When it unveiled the A350 XWB at Farnborough in July, Airbus said that it intended to be ready to seek an industrial launch decision for the new programme "in three months". However, according to industry sources, Airbus has told senior planners at various suppliers that the tumult over the A380 delay, the restructuring and the changeover in leadership and other senior management have left its original plans in complete disarray.

Flight International understands that major systems and engine suppliers that were originally intending to travel to Toulouse for Airbus's regular six-monthly future products strategic planning meeting around mid-November have been told to cancel. "They have no strategic plan at the moment," says one key supplier, which does not want to be identified.

Meanwhile, the A380's production crisis has forced Airbus to increase the break-even forecast for the programme to 420 aircraft, against the 270-unit prediction made last year. The revision was revealed by Airbus chief financial officer Andreas Sperl last week at a global investor forum held by EADS. Sperl maintains the company will sell the 751 A380s previously forecast.

Meanwhile, there is growing speculation that newly appointed Airbus chief executive Louis Gallois is poised to name Fabrice Bregier, chief executive of EADS's helicopter unit Eurocopter, as his number two at the airframer. "There are discussions going on," Bregier is reported to have told journalists last week. "There is a possibility that these decisions will concern me."

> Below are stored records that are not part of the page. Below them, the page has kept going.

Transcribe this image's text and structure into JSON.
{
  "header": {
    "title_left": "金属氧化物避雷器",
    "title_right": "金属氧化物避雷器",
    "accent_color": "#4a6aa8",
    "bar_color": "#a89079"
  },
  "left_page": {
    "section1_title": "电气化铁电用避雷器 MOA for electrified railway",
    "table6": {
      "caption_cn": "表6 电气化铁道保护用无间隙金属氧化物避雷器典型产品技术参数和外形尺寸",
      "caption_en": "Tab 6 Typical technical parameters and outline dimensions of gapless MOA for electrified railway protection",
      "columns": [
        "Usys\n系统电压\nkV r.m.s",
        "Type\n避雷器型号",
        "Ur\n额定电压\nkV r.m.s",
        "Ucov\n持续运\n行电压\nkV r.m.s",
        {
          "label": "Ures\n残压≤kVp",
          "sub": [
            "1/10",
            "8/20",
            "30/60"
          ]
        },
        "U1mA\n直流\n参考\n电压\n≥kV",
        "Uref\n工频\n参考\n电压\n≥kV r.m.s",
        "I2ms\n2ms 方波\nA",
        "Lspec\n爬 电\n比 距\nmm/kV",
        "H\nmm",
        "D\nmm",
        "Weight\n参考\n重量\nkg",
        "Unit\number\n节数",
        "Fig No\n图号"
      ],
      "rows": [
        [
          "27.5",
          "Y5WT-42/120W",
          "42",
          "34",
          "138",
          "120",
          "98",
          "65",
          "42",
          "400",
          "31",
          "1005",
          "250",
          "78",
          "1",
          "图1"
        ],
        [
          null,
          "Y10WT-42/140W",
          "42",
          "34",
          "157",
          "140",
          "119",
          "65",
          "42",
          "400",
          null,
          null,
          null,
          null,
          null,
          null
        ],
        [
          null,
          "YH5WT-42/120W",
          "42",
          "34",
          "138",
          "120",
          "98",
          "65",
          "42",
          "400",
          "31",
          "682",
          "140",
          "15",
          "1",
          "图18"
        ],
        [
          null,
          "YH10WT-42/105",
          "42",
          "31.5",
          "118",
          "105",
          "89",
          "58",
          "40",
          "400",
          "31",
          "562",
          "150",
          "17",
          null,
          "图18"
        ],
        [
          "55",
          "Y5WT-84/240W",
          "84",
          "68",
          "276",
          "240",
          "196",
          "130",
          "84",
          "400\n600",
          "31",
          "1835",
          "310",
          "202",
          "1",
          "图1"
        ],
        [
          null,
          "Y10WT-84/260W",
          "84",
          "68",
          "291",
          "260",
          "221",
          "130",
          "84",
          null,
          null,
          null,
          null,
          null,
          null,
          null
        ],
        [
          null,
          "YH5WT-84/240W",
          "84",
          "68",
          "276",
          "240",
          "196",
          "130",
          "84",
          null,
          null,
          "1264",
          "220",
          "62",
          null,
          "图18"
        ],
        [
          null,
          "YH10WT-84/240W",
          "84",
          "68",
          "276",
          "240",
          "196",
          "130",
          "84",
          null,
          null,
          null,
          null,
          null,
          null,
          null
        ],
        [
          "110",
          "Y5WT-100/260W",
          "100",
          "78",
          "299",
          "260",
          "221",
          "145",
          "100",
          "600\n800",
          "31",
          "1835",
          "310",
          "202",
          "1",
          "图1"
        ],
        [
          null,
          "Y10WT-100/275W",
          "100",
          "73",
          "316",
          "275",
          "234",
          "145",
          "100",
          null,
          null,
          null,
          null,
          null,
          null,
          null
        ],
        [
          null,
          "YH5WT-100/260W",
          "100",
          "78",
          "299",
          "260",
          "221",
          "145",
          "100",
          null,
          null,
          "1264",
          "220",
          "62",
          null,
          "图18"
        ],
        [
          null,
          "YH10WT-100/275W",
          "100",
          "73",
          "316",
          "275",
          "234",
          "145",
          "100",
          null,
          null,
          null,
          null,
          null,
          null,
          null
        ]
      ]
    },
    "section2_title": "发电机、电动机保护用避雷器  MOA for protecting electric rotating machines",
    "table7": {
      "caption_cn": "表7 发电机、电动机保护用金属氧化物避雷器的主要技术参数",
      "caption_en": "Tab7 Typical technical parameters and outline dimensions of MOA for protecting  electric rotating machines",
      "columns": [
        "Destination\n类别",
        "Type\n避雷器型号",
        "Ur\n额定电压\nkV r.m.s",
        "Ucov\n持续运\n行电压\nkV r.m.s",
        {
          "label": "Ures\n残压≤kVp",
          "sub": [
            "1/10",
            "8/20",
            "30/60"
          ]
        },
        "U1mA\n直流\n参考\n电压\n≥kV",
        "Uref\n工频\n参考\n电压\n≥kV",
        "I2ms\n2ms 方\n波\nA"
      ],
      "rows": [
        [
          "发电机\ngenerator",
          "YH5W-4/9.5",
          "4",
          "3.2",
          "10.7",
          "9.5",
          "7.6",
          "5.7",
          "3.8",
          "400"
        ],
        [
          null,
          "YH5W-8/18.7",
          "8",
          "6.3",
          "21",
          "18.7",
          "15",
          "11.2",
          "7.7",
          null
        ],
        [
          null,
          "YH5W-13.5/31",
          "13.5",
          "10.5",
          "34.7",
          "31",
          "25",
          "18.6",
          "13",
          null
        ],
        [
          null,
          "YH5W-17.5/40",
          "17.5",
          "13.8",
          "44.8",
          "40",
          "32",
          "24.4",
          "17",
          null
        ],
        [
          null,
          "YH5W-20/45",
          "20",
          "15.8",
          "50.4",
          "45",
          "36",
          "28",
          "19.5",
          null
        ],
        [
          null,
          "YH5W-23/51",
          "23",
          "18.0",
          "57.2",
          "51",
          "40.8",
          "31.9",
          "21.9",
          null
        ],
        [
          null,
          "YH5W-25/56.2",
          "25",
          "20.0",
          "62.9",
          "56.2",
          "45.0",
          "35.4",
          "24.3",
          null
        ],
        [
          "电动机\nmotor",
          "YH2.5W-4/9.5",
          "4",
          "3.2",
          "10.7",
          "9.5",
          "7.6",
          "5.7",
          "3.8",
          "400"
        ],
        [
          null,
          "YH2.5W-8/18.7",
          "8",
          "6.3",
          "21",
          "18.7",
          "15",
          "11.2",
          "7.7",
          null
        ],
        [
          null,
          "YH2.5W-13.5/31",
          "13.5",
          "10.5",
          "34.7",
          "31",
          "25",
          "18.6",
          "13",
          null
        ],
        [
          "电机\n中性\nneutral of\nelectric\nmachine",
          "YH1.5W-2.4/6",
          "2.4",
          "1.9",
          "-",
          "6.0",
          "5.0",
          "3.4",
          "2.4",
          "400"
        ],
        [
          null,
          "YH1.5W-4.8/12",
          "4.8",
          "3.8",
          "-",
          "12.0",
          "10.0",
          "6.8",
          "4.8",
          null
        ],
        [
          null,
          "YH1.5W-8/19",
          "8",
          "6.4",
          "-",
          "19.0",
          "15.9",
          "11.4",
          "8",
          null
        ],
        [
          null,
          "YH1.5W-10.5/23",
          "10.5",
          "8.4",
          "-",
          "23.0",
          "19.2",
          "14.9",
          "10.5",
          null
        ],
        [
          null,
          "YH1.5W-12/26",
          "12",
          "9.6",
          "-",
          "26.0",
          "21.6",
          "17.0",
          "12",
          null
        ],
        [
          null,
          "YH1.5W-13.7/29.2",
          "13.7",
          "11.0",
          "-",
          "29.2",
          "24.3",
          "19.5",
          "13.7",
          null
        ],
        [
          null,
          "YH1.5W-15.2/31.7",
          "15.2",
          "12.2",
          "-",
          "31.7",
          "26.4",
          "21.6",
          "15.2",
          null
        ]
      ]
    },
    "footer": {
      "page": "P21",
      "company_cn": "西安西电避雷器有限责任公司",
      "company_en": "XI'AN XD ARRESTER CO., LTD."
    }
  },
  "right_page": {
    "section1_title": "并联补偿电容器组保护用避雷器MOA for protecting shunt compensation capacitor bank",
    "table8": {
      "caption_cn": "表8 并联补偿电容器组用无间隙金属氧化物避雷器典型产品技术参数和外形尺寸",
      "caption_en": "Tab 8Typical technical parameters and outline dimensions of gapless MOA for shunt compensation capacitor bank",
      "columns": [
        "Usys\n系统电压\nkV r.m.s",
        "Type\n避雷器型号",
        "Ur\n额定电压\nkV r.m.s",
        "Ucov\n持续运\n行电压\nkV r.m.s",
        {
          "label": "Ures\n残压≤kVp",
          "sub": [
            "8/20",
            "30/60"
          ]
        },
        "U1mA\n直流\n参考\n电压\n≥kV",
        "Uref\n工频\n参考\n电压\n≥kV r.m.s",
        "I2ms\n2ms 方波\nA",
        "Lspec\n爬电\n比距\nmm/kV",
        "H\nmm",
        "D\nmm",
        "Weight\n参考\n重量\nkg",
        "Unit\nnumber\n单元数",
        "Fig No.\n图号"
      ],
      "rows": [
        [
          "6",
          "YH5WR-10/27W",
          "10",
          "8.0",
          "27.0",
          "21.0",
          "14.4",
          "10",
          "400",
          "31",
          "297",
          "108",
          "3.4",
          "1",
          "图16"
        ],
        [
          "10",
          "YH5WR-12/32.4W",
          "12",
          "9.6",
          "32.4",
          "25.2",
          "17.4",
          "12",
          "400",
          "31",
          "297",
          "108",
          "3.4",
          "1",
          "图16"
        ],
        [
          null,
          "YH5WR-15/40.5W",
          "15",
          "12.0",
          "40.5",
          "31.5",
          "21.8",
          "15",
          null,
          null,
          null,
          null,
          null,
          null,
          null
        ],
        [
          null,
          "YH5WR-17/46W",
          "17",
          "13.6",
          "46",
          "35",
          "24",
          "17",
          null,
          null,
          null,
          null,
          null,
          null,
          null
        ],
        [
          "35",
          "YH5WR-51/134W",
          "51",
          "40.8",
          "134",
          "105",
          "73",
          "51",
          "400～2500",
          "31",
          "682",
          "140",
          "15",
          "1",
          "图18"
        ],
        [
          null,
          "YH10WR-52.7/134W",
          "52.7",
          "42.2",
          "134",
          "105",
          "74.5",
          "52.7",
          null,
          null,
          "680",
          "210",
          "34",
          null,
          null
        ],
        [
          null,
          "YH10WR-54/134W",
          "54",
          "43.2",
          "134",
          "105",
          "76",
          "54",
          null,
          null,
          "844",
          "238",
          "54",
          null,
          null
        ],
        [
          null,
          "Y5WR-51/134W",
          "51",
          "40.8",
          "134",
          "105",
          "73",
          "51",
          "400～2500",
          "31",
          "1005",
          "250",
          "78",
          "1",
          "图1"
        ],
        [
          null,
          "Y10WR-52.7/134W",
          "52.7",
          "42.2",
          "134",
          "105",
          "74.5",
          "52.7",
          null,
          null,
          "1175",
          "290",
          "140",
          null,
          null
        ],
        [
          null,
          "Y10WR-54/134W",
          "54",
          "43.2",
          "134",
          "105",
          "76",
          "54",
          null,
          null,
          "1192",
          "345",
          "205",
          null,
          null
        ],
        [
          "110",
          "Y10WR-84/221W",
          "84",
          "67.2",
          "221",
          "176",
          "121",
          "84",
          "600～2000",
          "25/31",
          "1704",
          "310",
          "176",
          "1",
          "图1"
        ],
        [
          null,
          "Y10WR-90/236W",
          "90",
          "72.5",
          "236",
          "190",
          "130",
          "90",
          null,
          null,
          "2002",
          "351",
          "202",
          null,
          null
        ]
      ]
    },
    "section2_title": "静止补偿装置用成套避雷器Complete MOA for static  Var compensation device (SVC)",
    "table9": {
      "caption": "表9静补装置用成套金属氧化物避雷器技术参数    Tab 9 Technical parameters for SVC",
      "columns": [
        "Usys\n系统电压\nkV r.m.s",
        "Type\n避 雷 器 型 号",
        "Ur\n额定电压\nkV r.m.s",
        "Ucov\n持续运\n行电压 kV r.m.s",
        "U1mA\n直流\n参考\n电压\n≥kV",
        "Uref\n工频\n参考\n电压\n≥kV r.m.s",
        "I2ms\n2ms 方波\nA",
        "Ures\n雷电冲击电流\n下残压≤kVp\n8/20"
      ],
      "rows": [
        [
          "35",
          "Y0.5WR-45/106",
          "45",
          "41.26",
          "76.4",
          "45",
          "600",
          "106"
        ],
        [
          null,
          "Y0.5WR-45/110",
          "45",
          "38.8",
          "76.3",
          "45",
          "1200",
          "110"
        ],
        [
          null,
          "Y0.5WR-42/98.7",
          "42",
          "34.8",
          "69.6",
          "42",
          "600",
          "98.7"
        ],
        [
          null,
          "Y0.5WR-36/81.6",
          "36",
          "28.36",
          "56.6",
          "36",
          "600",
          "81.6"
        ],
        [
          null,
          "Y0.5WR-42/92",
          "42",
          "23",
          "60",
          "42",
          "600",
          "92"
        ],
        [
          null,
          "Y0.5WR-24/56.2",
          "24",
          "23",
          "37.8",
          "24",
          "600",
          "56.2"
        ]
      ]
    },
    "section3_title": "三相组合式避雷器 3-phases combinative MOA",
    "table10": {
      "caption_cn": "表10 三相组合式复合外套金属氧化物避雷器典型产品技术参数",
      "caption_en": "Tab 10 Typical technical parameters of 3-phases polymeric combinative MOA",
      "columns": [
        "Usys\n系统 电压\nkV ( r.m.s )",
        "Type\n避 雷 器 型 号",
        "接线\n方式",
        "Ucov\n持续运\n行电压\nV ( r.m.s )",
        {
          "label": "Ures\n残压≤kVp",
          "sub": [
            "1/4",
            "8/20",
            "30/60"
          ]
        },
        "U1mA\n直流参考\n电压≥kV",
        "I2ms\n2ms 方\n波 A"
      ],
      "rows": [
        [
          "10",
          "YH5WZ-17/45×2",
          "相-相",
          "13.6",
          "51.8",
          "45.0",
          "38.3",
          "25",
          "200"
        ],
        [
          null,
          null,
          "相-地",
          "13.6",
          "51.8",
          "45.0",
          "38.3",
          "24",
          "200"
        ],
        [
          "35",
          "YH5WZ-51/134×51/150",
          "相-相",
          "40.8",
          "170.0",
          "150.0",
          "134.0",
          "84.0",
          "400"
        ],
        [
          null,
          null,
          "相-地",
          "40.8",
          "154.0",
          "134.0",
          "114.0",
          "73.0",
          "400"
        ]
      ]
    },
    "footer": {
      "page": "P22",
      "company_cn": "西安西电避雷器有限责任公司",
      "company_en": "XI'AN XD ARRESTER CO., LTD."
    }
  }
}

In an interview last week with French daily newspaper La Dépêche du Midi, Gallois said that the Airbus Power 8 cost-cutting plan created by his predecessor Christian Streiff would be needed "even without the A380 problems...simply to tackle the weakness of the dollar". He added that the weak dollar has resulted in Airbus losing "20% of our competitiveness to Boeing since the launch of the A380 programme in 2000", and that the "very future of Airbus is in the balance" without the cost-cutting effort.